The pipeline is packaged as a Snakemake workflow in
`cogpy.workflows.preprocess`. Key design choices:

- **Rules are thin orchestrators.** Each rule loads data via `cogpy.io`,
  calls `cogpy` compute functions, and saves via `cogpy.io`. No compute
  logic lives in the Snakefile.

- **Zarr as interchange format.** Every stage reads and writes Zarr,
  providing chunked storage, metadata preservation, and restartability.

- **Config-driven parameters.** All hyperparameters (filter cutoffs,
  window sizes, DBSCAN settings) live in YAML config files, not in code.

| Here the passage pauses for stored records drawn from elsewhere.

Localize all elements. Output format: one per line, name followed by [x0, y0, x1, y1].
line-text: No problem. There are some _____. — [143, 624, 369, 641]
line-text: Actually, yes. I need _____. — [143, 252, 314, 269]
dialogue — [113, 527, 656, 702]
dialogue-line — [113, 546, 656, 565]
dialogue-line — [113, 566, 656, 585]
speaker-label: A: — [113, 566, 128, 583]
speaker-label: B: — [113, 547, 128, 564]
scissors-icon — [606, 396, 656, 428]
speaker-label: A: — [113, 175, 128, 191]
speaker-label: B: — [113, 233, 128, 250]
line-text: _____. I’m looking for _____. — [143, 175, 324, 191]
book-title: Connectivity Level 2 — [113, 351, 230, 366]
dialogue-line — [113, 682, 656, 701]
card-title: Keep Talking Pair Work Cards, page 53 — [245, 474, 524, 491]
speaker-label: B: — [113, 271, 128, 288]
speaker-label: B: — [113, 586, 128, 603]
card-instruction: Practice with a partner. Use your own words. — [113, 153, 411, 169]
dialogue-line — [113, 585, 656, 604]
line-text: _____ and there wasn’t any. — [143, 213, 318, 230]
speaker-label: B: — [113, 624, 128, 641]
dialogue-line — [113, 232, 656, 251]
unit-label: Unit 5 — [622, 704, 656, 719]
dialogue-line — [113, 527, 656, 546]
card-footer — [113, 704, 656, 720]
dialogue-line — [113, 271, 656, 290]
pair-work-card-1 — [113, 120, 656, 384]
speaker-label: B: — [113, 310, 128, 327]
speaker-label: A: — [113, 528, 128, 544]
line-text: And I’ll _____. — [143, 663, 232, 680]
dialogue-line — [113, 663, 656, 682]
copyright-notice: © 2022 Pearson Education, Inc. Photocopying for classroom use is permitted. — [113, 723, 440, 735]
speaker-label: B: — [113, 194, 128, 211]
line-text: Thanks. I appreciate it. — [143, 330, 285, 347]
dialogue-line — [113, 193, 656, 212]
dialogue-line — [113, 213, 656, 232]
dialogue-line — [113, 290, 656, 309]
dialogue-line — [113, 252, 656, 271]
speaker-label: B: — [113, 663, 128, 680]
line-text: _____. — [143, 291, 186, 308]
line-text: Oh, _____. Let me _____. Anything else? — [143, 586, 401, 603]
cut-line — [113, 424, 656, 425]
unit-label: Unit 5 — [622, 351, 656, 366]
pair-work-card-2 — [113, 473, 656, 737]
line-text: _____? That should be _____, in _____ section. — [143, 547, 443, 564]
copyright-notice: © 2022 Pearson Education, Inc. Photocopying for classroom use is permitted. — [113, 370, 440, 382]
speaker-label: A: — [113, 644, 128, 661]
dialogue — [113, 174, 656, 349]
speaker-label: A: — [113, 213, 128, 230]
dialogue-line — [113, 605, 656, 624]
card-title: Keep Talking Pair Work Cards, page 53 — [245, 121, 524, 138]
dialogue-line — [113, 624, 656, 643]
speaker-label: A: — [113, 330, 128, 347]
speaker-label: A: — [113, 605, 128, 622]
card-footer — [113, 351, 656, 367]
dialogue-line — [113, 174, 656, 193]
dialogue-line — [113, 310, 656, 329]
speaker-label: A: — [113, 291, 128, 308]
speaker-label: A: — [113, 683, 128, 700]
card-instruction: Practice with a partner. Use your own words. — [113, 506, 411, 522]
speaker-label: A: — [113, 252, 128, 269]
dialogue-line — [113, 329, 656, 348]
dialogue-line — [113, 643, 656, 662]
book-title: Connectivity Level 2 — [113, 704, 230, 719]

- **Dask chunking.** Scripts chunk along the time axis for memory-efficient
  processing of long recordings:
  `sigx.chunk({'time': 16*4096, 'AP': -1, 'ML': -1})`

## CLI entry point

The `cogpy-preproc` command wraps Snakemake with sensible defaults:

```bash
cogpy-preproc all data/sub-01/rec1.lfp -c 8
cogpy-preproc feature data/sub-01/rec1.lfp --configfile custom.yml
```

It loads the packaged default config, merges any user overrides, resolves
the packaged Snakefile path, and spawns a Snakemake subprocess targeting
the requested rule.

## Legacy modules

The canonical bad-channel pipeline lives in `cogpy.preprocess.badchannel`.
Three older modules are retained for backward compatibility but are deprecated:

| Legacy module | Replacement |
|---------------|-------------|
| `channel_feature.py` | `badchannel.channel_features` |
| `channel_feature_functions.py` | `badchannel.channel_features` |
| `detect_bads.py` | `badchannel.badlabel` |

New code should always use the `badchannel` subpackage.